Os assentamentos irregulares, de acordo com o IBGE, são conjuntos constituídos de, no mínimo 51 unidades habitacionais (barracos, casas etc) carentes, em sua maioria de serviços públicos essenciais ocupando propriedade alheia (pública ou privada) e estando disposta, em geral, de forma desordenada e densa. Esses assentamentos podem ser: invasões, loteamento irregulares ou clandestinos, áreas invadidas, favelas entre outros.

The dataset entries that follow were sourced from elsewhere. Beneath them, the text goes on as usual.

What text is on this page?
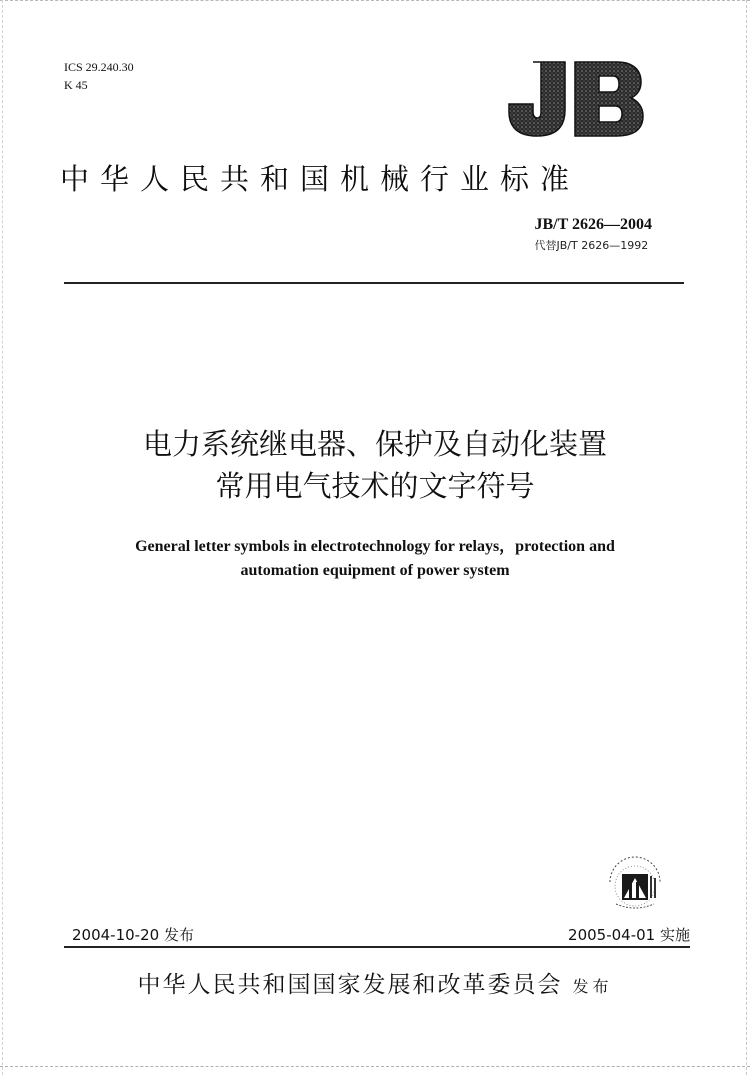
ICS 29.240.30
K 45
中华人民共和国机械行业标准
JB/T 2626—2004
代替JB/T 2626—1992
电力系统继电器、保护及自动化装置
常用电气技术的文字符号
General letter symbols in electrotechnology for relays，protection and
automation equipment of power system
2004-10-20 发布	2005-04-01 实施
中华人民共和国国家发展和改革委员会 发布
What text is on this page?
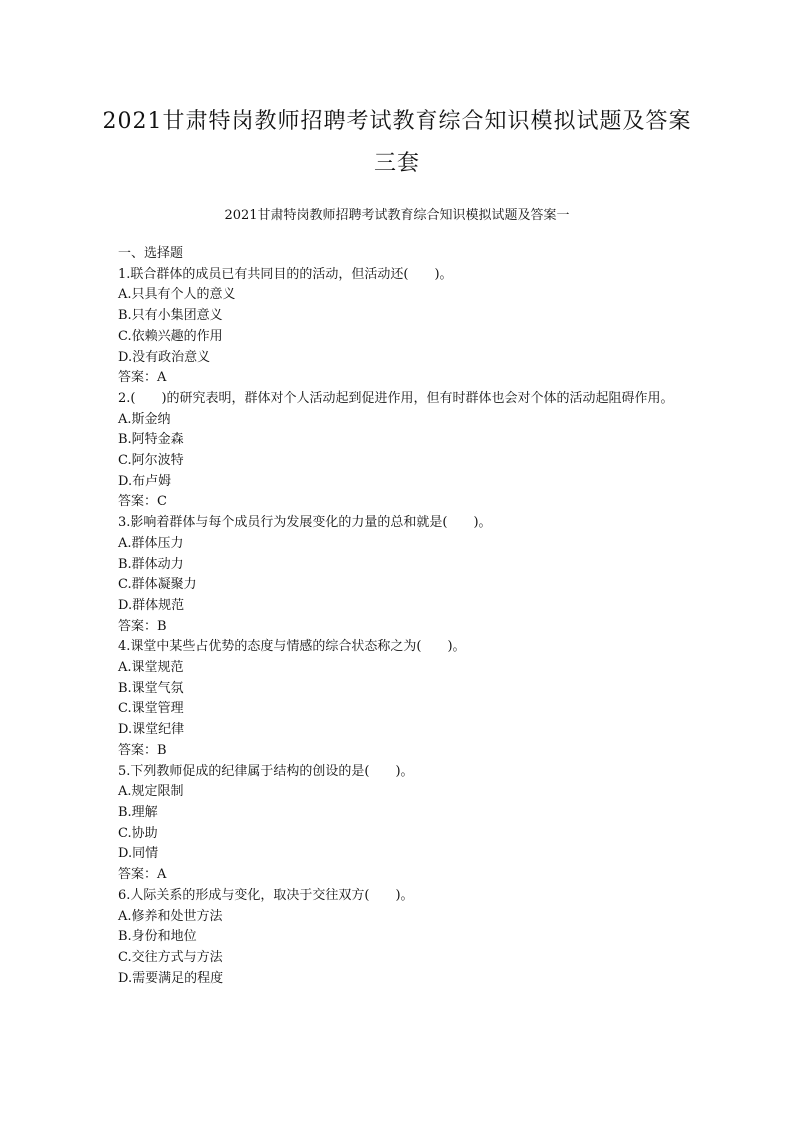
2021甘肃特岗教师招聘考试教育综合知识模拟试题及答案
三套
2021甘肃特岗教师招聘考试教育综合知识模拟试题及答案一
一、选择题
1.联合群体的成员已有共同目的的活动，但活动还(　　)。
A.只具有个人的意义
B.只有小集团意义
C.依赖兴趣的作用
D.没有政治意义
答案：A
2.(　　)的研究表明，群体对个人活动起到促进作用，但有时群体也会对个体的活动起阻碍作用。
A.斯金纳
B.阿特金森
C.阿尔波特
D.布卢姆
答案：C
3.影响着群体与每个成员行为发展变化的力量的总和就是(　　)。
A.群体压力
B.群体动力
C.群体凝聚力
D.群体规范
答案：B
4.课堂中某些占优势的态度与情感的综合状态称之为(　　)。
A.课堂规范
B.课堂气氛
C.课堂管理
D.课堂纪律
答案：B
5.下列教师促成的纪律属于结构的创设的是(　　)。
A.规定限制
B.理解
C.协助
D.同情
答案：A
6.人际关系的形成与变化，取决于交往双方(　　)。
A.修养和处世方法
B.身份和地位
C.交往方式与方法
D.需要满足的程度
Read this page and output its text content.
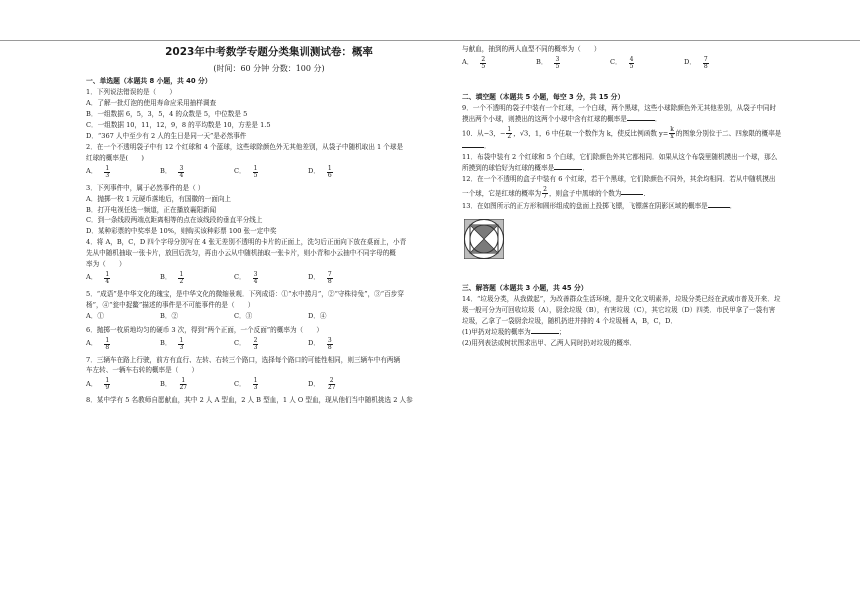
2023年中考数学专题分类集训测试卷：概率
(时间：60 分钟 分数：100 分)
一、单选题（本题共 8 小题，共 40 分）

1．下列说法错误的是（　　）

A．了解一批灯泡的使用寿命应采用抽样调查

B．一组数据 6，5，3，5，4 的众数是 5，中位数是 5

C．一组数据 10，11，12，9，8 的平均数是 10，方差是 1.5

D．“367 人中至少有 2 人的生日是同一天”是必然事件

2．在一个不透明袋子中有 12 个红球和 4 个蓝球，这些球除颜色外无其他差别，从袋子中随机取出 1 个球是

红球的概率是(　　)

A． $\frac{1}{3}$	B． $\frac{3}{4}$	C． $\frac{1}{5}$	D． $\frac{1}{6}$

3．下列事件中，属于必然事件的是（ ）

A．抛掷一枚 1 元硬币落地后，有国徽的一面向上

B．打开电视任选一频道，正在播放襄阳新闻

C．到一条线段两端点距离相等的点在该线段的垂直平分线上

D．某种彩票的中奖率是 10%，则购买该种彩票 100 张一定中奖

4．将 A，B，C，D 四个字母分别写在 4 张无差别不透明的卡片的正面上，洗匀后正面向下放在桌面上，小青

先从中随机抽取一张卡片，放回后洗匀，再由小云从中随机抽取一张卡片，则小青和小云抽中不同字母的概

率为（　　）

A． $\frac{1}{4}$	B． $\frac{1}{2}$	C． $\frac{3}{4}$	D． $\frac{7}{8}$

5．“成语”是中华文化的瑰宝，是中华文化的微缩景观．下列成语：①“水中捞月”，②“守株待兔”，③“百步穿

杨”，④“瓮中捉鳖”描述的事件是不可能事件的是（　　）

A．①	B．②	C．③	D．④

6．抛掷一枚质地均匀的硬币 3 次，得到“两个正面，一个反面”的概率为（　　）

A． $\frac{1}{8}$	B． $\frac{1}{3}$	C． $\frac{2}{3}$	D． $\frac{3}{8}$

7．三辆车在路上行驶，前方有直行、左转、右转三个路口，选择每个路口的可能性相同，则三辆车中有两辆

车左转、一辆车右转的概率是（　　）

A． $\frac{1}{9}$	B． $\frac{1}{27}$	C． $\frac{1}{3}$	D． $\frac{2}{27}$

8．某中学有 5 名教师自愿献血，其中 2 人 A 型血，2 人 B 型血，1 人 O 型血，现从他们当中随机挑选 2 人参

与献血，抽到的两人血型不同的概率为（　　）

A． $\frac{2}{5}$	B． $\frac{3}{5}$	C． $\frac{4}{5}$	D． $\frac{7}{8}$
二、填空题（本题共 5 小题，每空 3 分，共 15 分）

9．一个不透明的袋子中装有一个红球，一个白球，两个黑球，这些小球除颜色外无其他差别，从袋子中同时

摸出两个小球，则摸出的这两个小球中含有红球的概率是	．

10．从−3，− $\frac{1}{2}$ ，√3，1，6 中任取一个数作为 k，使反比例函数 $y= \frac{k}{x}$ 的图象分别位于二、四象限的概率是

．

11．布袋中装有 2 个红球和 5 个白球，它们除颜色外其它都相同．如果从这个布袋里随机摸出一个球，那么

所摸到的球恰好为红球的概率是	．

12．在一个不透明的盒子中装有 6 个红球，若干个黑球，它们除颜色不同外，其余均相同．若从中随机摸出

一个球，它是红球的概率为 $\frac{2}{7}$ ，则盒子中黑球的个数为	．

13．在如图所示的正方形和圆形组成的盘面上投掷飞镖，飞镖落在阴影区域的概率是	．

三、解答题（本题共 3 小题，共 45 分）

14．“垃圾分类，从我做起”，为改善群众生活环境，提升文化文明素养，垃圾分类已经在武威市普及开来．垃

圾一般可分为可回收垃圾（A），厨余垃圾（B），有害垃圾（C），其它垃圾（D）四类．市民甲拿了一袋有害

垃圾，乙拿了一袋厨余垃圾，随机扔进并排的 4 个垃圾桶 A，B，C，D．

(1)甲扔对垃圾的概率为	；

(2)用列表法或树状图求出甲、乙两人同时扔对垃圾的概率．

No Brasil, há uma tendência dos poderes públicos municipais se referirem aos avanços em termos de saneamento e água potável considerando somente as áreas regularizadas, com o argumento que não podem levar melhorias às áreas irregulares. E param por ai. Lembram-se desses moradores irregulares nas eleições quando são feitas inúmeras promessas de solução do problema. Passado o pleito voltam a situação anterior, onde os irregulares não são incluídos nas estatísticas do planejamento urbano, sendo tratados como cidadãos de segunda categoria.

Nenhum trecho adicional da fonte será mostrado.